Le décor ? Une coupole verte, une foule bigarrée, la Mercedes du notable garée juste derrière le taxi rouge poussif. L’air est saturé d’encens, de prières murmurées et de l’odeur obstinée du sacrifice animal. Ici, pas de retraite méditative ni de silence monastique : on vient régler ses affaires.
Première étape : l’offrande. Le fidèle, client malgré lui, se présente avec un poulet, un mouton ou, pour les gros dossiers (divorce compliqué, concours de la fonction publique, penalty de l’équipe nationale), un dromadaire. La règle est simple : plus la bête est lourde, plus l’intercession du saint sera… costaud. Version locale du e-commerce : ajout au panier, paiement en liquide (sanguin) et livraison sous délai indéterminé.
Ensuite, place à l’attente. Pas de ticket numéroté, pas de borne tactile.
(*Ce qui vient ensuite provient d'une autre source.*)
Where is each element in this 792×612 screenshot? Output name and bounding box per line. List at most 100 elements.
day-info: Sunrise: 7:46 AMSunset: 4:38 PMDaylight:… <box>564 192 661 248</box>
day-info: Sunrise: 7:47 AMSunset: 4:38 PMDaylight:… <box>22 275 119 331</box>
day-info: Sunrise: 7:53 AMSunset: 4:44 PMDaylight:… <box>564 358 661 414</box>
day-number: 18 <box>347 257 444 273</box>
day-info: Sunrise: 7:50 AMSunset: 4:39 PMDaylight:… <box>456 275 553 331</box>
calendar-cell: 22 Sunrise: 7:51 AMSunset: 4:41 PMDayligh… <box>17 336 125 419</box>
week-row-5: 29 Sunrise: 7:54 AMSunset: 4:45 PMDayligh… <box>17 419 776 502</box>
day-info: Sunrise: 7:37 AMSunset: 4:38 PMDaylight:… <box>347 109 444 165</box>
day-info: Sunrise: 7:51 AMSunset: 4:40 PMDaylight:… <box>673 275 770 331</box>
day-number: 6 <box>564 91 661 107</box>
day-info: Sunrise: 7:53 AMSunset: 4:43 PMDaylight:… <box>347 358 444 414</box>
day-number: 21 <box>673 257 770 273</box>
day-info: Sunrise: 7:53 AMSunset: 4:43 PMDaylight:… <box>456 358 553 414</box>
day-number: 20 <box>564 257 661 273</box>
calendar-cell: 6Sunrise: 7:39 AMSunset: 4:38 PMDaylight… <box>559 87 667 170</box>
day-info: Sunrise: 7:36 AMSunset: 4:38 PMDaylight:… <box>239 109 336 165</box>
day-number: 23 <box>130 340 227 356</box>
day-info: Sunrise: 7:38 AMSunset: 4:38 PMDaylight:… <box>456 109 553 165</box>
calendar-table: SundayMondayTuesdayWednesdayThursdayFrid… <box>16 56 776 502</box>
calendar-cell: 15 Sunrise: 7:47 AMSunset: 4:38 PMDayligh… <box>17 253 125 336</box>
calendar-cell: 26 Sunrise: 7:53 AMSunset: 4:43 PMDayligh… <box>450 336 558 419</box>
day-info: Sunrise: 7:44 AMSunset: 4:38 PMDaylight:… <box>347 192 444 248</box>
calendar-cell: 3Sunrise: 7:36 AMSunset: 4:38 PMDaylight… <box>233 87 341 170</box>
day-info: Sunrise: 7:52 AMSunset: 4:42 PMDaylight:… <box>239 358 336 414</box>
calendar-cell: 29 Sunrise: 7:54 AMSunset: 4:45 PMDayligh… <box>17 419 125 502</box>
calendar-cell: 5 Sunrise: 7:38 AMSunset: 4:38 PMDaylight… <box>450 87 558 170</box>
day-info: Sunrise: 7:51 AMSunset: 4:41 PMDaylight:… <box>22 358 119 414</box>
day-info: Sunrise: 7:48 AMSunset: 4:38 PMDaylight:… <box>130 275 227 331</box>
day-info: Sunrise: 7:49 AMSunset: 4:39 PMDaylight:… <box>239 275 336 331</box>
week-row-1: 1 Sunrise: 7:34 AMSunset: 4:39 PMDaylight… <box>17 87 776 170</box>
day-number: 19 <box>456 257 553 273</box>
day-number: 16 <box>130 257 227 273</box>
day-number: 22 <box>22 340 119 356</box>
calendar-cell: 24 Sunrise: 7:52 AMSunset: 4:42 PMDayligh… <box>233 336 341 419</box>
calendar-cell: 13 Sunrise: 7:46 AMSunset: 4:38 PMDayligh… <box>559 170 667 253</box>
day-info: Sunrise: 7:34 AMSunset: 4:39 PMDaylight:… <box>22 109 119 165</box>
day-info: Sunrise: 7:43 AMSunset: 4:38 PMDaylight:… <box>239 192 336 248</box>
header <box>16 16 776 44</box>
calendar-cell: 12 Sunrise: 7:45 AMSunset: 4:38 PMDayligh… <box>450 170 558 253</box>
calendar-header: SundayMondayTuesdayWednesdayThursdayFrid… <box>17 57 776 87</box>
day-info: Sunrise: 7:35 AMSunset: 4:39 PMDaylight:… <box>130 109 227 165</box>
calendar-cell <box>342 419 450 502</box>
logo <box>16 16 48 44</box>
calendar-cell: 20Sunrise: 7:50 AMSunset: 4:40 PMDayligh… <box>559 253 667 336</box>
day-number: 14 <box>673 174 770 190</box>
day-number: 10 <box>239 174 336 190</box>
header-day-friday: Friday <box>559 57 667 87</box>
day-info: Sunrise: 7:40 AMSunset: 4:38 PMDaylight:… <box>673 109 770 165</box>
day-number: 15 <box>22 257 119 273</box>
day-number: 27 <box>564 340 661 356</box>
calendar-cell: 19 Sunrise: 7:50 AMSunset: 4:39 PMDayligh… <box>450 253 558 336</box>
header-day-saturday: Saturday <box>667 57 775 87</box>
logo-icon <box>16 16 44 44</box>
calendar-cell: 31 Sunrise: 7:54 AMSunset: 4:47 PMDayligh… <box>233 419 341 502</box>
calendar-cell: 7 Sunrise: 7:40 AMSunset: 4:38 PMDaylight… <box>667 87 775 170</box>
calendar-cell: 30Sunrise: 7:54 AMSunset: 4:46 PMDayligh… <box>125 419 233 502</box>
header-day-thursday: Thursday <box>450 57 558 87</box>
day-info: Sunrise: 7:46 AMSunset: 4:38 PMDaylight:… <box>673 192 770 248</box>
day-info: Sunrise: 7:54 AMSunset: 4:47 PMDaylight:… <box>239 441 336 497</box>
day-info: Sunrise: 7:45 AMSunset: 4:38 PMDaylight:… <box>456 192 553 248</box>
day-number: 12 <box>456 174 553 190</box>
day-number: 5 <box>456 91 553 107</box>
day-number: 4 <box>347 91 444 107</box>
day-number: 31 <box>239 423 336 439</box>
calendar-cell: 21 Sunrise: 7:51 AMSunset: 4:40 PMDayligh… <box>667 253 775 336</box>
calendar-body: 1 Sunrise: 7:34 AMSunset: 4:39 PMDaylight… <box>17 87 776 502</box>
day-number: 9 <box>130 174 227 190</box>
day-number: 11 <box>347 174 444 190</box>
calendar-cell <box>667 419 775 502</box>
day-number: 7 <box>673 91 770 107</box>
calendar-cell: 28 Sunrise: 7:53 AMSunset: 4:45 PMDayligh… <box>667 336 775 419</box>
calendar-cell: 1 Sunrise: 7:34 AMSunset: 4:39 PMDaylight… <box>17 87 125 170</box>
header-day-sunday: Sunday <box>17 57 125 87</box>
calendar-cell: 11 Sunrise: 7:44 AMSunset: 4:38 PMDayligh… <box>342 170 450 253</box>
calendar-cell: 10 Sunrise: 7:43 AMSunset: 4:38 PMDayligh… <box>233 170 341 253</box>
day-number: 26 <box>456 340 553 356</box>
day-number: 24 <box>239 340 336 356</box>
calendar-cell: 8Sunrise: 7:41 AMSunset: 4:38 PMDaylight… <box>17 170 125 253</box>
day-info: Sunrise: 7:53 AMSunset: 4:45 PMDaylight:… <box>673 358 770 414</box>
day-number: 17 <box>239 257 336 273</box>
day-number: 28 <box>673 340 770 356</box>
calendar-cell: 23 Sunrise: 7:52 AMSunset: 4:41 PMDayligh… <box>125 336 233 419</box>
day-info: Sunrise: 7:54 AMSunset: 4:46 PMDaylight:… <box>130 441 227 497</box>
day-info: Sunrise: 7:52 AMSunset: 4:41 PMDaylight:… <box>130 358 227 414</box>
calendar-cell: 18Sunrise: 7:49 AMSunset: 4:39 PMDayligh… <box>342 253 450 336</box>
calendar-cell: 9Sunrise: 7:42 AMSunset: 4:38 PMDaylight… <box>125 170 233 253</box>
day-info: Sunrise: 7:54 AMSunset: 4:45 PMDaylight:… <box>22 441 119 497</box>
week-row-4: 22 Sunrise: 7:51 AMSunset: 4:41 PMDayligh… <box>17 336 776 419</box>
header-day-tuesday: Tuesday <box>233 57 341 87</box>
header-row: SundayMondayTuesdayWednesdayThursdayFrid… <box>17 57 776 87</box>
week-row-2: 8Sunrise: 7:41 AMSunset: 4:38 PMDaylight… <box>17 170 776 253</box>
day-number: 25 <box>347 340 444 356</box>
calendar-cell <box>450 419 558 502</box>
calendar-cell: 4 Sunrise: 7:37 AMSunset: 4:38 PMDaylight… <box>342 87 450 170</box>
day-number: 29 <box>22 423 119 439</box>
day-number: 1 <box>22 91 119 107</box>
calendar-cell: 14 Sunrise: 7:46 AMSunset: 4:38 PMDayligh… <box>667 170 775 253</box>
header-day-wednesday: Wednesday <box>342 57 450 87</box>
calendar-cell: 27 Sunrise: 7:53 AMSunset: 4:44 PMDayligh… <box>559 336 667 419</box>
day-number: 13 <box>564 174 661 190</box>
On s’assoit contre un mur, on frotte une grille, on accroche un chiffon imprégné de baraka comme on collerait un post-it sur le frigo de l’univers : «PS: pense à mon ulcère, merci».
Et comme tout marché, il y a les intermédiaires. Les marabouts. Ces experts-comptables de l’invisible, coachs spirituels avant l’heure. Leur bureau ? Une pièce sombre, parfumée au henné et au mystère. Leur matériel ? Bougies, grigris, recettes secrètes à base d’ingrédients dont il vaut mieux ignorer la provenance. Leur vraie force ? L’art de sonder l’angoisse humaine et de la reconditionner en espoir, vendu en petits sachets.
Ce qui surprend, c’est ce paradoxe grandiose : un pays qui envoie des satellites dans l’espace, mais continue d’attacher des ficelles aux grilles d’un saint pour négocier une place au paradis.
Le miracle n’est pas que certains obtiennent ce qu’ils demandent. Le vrai miracle, c’est que cette industrie de l’espoir prospère encore, s’adapte et se transmet, siècle après siècle. Une économie parallèle où la foi se monnaye, où le désespoir se recycle, et où les moutons – littéralement – restent les meilleurs témoins qu’au royaume des miracles, on ne perd jamais le sens des affaires.
Miracle ou business plan, au fond, la baraka n’a jamais eu de frontières.